A machine learning accelerated inverse design of underwater acoustic polyurethane coatings with cylindrical voids

Abstract: Here, we report the development of a detailed "Materials Informatics" framework for the design of acoustic coatings for underwater sound attenuation through integrating Machine Learning (ML) and statistical optimization algorithms with a Finite Element Model (FEM). The finite element models were developed to simulate the realistic performance of the acoustic coatings based on polyurethane (PU) elastomers with embedded cylindrical voids. The FEM results revealed that the frequency-dependent viscoelastic behavior of the polyurethane matrix has a significant impact on the magnitude and frequency of the absorption peak associated with the cylinders at low frequencies, which has been commonly ignored in previous studies on similar systems. The data generated from the FEM was used to train a Deep Neural Network (DNN) to accelerate the design process, and subsequently, was integrated with a Genetic Algorithm (GA) to determine the optimal geometric parameters of the cylinders to achieve maximized, broadband, low-frequency waterborne sound attenuation.
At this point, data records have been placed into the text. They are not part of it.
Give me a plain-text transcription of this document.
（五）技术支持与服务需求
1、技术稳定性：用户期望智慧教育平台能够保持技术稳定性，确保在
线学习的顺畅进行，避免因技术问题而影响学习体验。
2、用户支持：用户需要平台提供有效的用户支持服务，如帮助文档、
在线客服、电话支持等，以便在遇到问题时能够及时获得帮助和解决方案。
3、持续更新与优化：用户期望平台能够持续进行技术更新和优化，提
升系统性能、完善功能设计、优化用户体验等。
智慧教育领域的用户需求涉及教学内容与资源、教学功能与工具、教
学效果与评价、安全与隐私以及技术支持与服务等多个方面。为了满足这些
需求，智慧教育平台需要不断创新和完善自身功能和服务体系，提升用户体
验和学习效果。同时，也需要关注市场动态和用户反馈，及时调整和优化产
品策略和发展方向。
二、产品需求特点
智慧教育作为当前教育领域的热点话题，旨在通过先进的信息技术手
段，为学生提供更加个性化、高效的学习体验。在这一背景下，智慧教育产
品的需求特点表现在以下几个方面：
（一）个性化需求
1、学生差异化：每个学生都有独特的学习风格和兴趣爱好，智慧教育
A significant, broadband, low-frequency attenuation is achieved by optimally configuring the layers of cylindrical voids and using attenuation mechanisms, including Fabry-P\'erot resonance and Bragg scattering of the layers of voids. Integration of the machine learning technique into the optimization algorithm further accelerated the exploration of the high dimensional design space for the targeted performance. The developed DNN exhibited significantly increased speed (by a factor of $4.5\times 10^3$ ) in predicting the absorption coefficient compared to the conventional FEM(s). Therefore, the acceleration brought by the materials informatics framework brings a paradigm shift to the design and development of acoustic coatings compared to the conventional trial-and-error practices.